Date Published: November 16, 2016
Publisher: Springer Netherlands
Author(s): Rik Engbers, Cornelia R. M. G. Fluit, Sanneke Bolhuis, Marieke de Visser, Roland F. J. M. Laan.
Within the unique and complex settings of university hospitals, it is difficult to implement policy initiatives aimed at developing careers in and improving the quality of academic medical teaching because of the competing domains of medical research and patient care. Factors that influence faculty in making use of teaching policy incentives have remained underexplored. Knowledge of these factors is needed to develop theory on the successful implementation of medical teaching policy in university hospitals. To explore factors that influence faculty in making use of teaching policy incentives and to develop a conceptual model for implementation of medical teaching policy in university hospitals. We used the grounded theory methodology. We applied constant comparative analysis to qualitative data obtained from 12 semi-structured interviews conducted at the Radboud University Medical Center. We used a constructivist approach, in which data and theories are co-created through interaction between the researcher and the field and its participants. We constructed a model for the implementation of medical teaching policy in university hospitals, including five factors that were perceived to promote or inhibit faculty in a university hospital to make use of teaching policy incentives: Executive Board Strategy, Departmental Strategy, Departmental Structure, Departmental Culture, and Individual Strategy. Most factors we found to affect individual teachers’ strategies and their use of medical teaching policy lie at the departmental level. If an individual teacher’s strategy is focused on medical teaching and a medical teaching career, and the departmental context offers support and opportunity for his/her development, this promotes faculty’s use of teaching policy incentives.
The literature describes different policy initiatives aimed at developing careers in academic medical teaching (AMEE; AERA; Engbers et al. 2013, 2014, 2015; Jaarsma 2012; RCPSC; Schofield et al. 2010; Sorinola et al. 2013; Steinert et al. 2012). Successful implementation depends on faculty making use of these teaching policy incentives.
Analysis revealed that there were five factors, or themes, that were perceived to promote or inhibit faculty in a university hospital in making use of teaching policy incentives: Executive Board Strategy, Departmental Strategy, Departmental Structure, Departmental Culture, and Individual Strategy.
The consistent implementation of medical teaching policy is influenced by the financing system for undergraduate medical education used at the RUMC (see Box 3). On the one hand, respondents reported that PL grants provided a financial incentive for departments to focus on medical teaching and for faculty to make use of teaching policy incentives.
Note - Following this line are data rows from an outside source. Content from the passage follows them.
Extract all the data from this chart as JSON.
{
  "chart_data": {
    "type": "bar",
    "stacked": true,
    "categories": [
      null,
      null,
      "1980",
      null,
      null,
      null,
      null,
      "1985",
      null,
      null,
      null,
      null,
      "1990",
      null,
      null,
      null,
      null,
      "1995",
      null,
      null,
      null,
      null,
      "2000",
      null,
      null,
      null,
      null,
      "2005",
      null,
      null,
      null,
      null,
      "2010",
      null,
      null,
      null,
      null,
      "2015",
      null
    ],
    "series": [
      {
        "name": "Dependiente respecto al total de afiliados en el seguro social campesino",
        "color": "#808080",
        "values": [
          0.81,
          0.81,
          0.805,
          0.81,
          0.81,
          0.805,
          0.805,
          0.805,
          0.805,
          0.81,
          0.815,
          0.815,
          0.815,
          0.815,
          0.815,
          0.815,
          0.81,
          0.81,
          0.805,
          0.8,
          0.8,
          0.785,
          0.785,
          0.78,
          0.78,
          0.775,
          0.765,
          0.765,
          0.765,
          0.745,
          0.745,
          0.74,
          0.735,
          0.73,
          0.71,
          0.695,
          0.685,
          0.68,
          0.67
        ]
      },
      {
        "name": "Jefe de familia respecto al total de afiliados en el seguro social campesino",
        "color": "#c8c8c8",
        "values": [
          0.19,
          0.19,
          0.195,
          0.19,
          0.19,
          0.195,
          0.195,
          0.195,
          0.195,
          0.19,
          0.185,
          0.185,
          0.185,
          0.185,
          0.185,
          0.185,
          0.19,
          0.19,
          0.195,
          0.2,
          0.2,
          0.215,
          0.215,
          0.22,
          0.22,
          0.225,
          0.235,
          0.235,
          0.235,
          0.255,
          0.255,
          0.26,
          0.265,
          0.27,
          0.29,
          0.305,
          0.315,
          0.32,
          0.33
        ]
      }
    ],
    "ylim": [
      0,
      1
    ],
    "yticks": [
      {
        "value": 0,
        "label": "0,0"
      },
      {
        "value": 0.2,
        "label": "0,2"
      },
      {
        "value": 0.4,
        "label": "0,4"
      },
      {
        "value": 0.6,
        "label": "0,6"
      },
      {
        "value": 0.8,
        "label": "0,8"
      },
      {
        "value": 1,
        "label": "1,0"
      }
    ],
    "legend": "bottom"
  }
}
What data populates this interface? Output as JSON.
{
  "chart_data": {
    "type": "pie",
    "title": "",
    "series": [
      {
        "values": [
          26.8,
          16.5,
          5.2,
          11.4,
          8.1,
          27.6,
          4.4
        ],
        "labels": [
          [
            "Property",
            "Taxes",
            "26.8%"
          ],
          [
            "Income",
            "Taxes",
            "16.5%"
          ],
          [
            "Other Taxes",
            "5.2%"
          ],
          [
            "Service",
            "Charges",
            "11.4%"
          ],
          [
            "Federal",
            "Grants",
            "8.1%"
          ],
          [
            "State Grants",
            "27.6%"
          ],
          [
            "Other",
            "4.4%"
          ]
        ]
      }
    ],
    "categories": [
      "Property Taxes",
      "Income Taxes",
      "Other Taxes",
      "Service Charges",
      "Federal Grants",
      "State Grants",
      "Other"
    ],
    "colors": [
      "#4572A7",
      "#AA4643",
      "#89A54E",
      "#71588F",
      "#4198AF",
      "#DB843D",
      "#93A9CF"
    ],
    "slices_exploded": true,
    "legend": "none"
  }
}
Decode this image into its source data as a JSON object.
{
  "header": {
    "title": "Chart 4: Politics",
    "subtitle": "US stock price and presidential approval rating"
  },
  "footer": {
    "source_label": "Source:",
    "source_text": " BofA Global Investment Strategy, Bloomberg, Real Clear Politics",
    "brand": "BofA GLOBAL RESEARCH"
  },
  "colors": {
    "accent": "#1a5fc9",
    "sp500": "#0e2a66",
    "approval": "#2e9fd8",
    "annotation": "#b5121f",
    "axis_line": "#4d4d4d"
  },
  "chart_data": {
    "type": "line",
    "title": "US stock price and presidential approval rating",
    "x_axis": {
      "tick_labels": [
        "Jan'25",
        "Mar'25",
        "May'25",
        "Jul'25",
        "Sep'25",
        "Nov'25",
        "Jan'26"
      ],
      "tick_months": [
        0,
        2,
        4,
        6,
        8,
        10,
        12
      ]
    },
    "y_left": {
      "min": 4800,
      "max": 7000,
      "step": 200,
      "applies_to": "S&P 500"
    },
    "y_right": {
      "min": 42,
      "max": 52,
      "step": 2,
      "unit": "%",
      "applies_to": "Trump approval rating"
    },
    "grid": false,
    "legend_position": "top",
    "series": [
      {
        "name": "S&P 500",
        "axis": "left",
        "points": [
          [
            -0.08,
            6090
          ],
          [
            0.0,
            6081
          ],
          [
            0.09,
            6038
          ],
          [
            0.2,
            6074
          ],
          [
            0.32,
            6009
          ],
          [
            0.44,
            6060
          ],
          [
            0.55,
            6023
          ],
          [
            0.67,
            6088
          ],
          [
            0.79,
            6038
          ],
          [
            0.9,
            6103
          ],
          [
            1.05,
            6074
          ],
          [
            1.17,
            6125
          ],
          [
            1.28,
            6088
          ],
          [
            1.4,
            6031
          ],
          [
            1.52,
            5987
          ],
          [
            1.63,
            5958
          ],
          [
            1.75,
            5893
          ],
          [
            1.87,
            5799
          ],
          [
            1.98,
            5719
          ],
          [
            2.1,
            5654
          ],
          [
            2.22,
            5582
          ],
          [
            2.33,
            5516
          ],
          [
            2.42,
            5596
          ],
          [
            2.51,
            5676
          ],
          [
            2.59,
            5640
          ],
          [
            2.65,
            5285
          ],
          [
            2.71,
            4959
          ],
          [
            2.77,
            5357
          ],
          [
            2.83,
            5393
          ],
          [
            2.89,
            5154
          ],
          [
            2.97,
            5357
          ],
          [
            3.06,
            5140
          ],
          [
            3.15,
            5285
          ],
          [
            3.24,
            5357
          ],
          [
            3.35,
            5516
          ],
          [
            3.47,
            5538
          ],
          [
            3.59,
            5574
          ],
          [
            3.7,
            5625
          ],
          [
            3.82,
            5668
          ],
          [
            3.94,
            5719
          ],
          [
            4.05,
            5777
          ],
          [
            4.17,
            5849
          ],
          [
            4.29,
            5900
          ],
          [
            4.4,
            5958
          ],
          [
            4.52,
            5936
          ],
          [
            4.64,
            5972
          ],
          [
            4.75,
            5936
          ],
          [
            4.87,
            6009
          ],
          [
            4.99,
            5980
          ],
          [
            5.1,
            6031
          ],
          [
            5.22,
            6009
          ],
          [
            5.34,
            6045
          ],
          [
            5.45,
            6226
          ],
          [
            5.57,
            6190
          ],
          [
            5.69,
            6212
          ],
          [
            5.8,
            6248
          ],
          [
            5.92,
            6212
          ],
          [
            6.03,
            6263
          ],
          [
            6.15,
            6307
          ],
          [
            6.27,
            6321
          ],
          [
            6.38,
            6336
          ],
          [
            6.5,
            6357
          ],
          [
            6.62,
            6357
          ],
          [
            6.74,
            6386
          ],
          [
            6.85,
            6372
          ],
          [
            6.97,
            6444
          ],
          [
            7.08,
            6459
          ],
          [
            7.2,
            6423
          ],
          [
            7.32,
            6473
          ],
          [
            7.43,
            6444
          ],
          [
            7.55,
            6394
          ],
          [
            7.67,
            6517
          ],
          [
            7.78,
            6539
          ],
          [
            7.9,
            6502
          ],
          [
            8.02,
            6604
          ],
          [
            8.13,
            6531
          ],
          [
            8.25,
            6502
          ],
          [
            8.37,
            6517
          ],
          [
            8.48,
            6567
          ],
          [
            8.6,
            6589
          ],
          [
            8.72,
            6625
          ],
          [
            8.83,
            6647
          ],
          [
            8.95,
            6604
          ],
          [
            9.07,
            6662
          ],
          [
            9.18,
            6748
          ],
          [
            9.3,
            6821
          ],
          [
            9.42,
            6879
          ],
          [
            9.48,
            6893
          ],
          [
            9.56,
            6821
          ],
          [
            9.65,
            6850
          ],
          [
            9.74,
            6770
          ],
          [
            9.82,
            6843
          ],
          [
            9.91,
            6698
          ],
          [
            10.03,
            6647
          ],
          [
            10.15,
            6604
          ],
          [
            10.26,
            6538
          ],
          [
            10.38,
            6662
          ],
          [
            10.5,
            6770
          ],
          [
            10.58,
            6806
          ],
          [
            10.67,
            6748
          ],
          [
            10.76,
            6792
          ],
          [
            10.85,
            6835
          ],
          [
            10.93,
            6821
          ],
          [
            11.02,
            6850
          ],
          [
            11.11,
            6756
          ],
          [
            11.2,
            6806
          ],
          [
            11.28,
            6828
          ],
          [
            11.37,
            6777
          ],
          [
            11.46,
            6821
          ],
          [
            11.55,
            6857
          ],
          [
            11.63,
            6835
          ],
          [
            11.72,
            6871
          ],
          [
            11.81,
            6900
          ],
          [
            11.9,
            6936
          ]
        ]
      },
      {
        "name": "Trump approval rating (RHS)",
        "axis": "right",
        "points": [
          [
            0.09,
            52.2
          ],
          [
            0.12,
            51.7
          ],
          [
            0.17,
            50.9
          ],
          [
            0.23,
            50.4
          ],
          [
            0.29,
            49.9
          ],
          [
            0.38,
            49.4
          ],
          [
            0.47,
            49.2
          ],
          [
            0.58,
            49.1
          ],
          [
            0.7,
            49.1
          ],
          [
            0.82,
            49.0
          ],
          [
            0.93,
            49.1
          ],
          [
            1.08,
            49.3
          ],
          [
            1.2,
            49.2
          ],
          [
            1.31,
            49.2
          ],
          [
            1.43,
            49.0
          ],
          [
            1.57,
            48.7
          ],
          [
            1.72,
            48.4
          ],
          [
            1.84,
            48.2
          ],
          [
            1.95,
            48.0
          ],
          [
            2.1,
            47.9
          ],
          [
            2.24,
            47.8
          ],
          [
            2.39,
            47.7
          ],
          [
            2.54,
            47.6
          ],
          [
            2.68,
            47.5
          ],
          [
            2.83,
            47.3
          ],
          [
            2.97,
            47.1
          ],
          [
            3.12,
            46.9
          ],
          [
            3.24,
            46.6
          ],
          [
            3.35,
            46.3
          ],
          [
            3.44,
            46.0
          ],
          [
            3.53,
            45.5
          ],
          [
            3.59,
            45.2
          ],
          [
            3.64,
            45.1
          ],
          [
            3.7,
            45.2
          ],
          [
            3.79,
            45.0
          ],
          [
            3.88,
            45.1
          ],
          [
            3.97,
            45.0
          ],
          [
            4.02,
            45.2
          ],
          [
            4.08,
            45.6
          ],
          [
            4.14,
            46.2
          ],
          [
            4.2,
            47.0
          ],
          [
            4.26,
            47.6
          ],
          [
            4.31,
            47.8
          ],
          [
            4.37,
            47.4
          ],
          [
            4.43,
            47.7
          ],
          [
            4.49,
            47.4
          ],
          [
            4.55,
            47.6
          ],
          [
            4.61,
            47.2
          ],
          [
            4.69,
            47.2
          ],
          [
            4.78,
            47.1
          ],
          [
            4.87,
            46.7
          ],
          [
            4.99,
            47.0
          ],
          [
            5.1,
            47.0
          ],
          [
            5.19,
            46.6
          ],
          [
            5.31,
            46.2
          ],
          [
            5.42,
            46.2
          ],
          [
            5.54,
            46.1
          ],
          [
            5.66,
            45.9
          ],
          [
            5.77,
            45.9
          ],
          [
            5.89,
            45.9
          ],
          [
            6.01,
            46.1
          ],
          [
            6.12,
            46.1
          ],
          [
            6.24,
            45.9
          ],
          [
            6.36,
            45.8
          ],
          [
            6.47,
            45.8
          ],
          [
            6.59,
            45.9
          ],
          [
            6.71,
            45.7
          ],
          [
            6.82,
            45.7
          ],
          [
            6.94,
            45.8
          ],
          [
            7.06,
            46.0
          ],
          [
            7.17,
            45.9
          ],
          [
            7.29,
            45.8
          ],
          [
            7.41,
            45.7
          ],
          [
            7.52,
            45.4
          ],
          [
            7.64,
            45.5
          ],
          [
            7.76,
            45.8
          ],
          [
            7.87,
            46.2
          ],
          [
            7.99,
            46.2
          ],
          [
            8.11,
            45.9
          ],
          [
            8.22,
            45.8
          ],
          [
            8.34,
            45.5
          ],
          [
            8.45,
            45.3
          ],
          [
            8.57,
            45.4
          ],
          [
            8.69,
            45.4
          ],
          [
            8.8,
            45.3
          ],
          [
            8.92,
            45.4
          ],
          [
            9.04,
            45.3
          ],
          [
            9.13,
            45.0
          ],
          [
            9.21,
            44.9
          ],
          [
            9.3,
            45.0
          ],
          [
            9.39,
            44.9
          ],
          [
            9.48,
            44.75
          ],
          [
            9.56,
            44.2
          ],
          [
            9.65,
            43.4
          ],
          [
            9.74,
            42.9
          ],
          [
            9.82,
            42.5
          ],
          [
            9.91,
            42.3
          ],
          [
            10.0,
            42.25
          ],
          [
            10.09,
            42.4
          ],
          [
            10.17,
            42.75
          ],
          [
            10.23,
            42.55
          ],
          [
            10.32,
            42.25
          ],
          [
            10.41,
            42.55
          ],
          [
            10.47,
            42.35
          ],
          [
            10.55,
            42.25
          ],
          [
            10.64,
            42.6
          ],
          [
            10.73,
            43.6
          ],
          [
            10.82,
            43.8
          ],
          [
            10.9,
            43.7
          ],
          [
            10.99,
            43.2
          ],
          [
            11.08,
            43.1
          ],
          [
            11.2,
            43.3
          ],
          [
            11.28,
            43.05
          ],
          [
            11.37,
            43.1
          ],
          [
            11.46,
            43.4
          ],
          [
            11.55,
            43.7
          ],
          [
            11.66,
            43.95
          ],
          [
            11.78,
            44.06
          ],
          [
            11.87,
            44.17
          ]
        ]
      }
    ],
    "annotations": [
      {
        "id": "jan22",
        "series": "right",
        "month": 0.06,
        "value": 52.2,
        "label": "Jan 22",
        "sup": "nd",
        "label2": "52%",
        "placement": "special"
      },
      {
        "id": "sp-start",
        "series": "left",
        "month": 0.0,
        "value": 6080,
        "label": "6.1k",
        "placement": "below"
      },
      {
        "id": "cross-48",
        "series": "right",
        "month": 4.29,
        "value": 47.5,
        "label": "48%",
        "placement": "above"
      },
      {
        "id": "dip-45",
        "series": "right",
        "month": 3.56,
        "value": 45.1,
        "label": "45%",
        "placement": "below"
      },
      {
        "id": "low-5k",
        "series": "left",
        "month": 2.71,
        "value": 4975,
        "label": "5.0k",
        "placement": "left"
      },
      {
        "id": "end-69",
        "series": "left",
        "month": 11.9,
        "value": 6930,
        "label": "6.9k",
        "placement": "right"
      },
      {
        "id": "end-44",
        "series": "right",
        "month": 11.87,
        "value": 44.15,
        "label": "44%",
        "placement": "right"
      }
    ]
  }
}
According to one Head of Department:The financial side of things is very important, of course, for money is a way to make things happen. So this PL grant makes it possible for someone to be a PL and to spend time on education. (P9, 177)On the other hand, the same Head of Department reported that financial targets imposed by the Executive Board (see Box 3) affected the department’s financial decision-making priorities, inhibiting its focus on medical teaching:This means: making choices. Well, that’s what we’re trying to do. You can’t do everything. We can’t do everything, but the Executive Board does expect us to achieve a certain turnover, so we’re caught in a squeeze there. If it was up to us, we’d say: ‘Let’s get rid of some consultation hours.’ But we can’t do that because we wouldn’t be making enough money. So this is a problem. (P9, 108)
For medical teaching policy to be rooted in departments, a certain degree of follow-up is necessary to make sure departments get and stay involved. The departmental numbers of TQs, PLs, and SIRPMEs, however, appear not to be discussed in the quarterly appraisals of departments, while patient care and medical research are always on the agenda. If departmental involvement in medical teaching policy is not evaluated, this could negatively affect their implementation strategy with regard to medical teaching policy. As a manager from a clinical department put it:I feel that relations between the Executive Board and the department have always been minimal in the matter of education. We try to make it a high-priority issue so we tell them: ‘Dear Executive Board, why don’t you just make education an item on your agenda in one of your quarterly meetings once a year and ask the departments what they’re up to.’ Because, you know, we’ve got information we can feed them. I think things may change with the introduction of the new curriculum, so I’m wondering what’ll happen in these meetings. Will the Executive Board just take note of a department’s report? Or will they discuss what the report implies, so they can have a genuine dialogue with this department? (P11, 336)
We found factors that promote or inhibit individual teachers in a university hospital in making use of teaching policy incentives on three different levels: the individual level, the departmental level, and the institutional level. The individual and departmental levels mutually influenced each other; the institutional level influenced the departmental level.